I did turn back the idle screw on the injection pump and while it came back an 1/8” or 2-3mm, it only dropped maybe 50 rpm. In first gear, this truck will roll about 20MPH

Something is not right.

Other things you can look into are

Injection timing.

Fuel settings
- adjust the "Full load set screw". P168 of the 14B service manual.
Aka main fuel screw. This may have a anti tamper collar attached to the lock nut. Tear it off with pliers.
If it's smokey at all RPM, it may have been wound out for more power by a PO. Changing out the old filter may have affected this if it was a restriction.
Winding the main fuel screw in will reduce fuel delivery right across the operating range.
Adjust it 1/8 of a turn at a time and see g there's any chance. ( This is starting to go down a rabbit hole, easy to lose track of what changes you've made)
After adjusting, you may need to adjust idle speed screw again.
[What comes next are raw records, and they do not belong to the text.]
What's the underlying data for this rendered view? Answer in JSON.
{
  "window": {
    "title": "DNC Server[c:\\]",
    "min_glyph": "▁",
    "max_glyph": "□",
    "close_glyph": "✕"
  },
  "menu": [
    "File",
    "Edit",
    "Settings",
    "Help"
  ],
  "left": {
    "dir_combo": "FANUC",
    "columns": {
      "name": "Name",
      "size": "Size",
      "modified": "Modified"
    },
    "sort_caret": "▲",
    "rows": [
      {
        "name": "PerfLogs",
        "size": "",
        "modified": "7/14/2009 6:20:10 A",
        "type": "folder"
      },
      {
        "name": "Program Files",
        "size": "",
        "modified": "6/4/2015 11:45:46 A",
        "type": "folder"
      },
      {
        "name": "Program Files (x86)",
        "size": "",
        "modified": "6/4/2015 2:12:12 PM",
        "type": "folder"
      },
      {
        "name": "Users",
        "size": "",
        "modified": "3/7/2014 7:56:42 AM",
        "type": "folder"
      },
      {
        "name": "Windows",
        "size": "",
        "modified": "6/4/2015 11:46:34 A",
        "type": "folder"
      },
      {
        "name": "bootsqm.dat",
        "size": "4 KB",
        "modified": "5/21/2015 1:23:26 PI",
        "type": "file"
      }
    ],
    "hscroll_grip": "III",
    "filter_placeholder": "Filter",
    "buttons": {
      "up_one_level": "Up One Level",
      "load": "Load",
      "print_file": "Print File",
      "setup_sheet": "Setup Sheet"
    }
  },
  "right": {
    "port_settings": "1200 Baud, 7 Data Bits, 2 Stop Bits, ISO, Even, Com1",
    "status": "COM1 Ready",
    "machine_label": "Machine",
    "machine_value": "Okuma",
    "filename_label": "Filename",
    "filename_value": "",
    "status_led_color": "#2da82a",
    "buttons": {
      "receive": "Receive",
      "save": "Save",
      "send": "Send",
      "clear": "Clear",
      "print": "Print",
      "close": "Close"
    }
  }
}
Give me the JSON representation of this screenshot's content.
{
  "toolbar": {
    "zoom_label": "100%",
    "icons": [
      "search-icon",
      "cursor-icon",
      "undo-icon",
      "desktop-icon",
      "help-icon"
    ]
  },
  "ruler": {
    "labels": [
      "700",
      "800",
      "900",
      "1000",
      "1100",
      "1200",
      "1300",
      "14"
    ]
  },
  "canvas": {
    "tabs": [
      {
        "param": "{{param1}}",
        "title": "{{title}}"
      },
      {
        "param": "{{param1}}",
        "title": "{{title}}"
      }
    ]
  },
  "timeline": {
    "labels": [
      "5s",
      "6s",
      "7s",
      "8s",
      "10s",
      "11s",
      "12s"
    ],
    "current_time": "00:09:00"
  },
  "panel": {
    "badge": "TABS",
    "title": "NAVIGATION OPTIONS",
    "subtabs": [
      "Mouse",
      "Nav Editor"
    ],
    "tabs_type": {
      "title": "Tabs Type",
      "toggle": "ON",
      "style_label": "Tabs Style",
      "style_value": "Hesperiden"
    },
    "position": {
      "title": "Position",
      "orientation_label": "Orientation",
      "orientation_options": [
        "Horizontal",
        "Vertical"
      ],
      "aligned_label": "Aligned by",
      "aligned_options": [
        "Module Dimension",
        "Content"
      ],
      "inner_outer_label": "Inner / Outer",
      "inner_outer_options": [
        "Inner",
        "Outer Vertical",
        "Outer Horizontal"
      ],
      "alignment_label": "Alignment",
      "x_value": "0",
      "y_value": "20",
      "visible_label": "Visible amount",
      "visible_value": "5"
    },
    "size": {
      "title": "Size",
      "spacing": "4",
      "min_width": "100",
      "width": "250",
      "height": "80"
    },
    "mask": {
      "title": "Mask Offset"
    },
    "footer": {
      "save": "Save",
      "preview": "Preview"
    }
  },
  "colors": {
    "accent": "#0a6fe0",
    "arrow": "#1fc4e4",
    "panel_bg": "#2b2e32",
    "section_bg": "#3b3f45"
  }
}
ACSD - Automatic Cold Start Device. Labelled in the FSM diagrams as ThermoWax.
They are intended to raise idle speed when the engine is cold, as coolant comes to temperature, idle speed should drop again.
These are a known failure point with the VE rotary injection pumps.
Search here for more info. Failure Can lead to destruction of internal parts in the pump. Generally considered not to be necessary, and a lot of guys remove them as a precaution.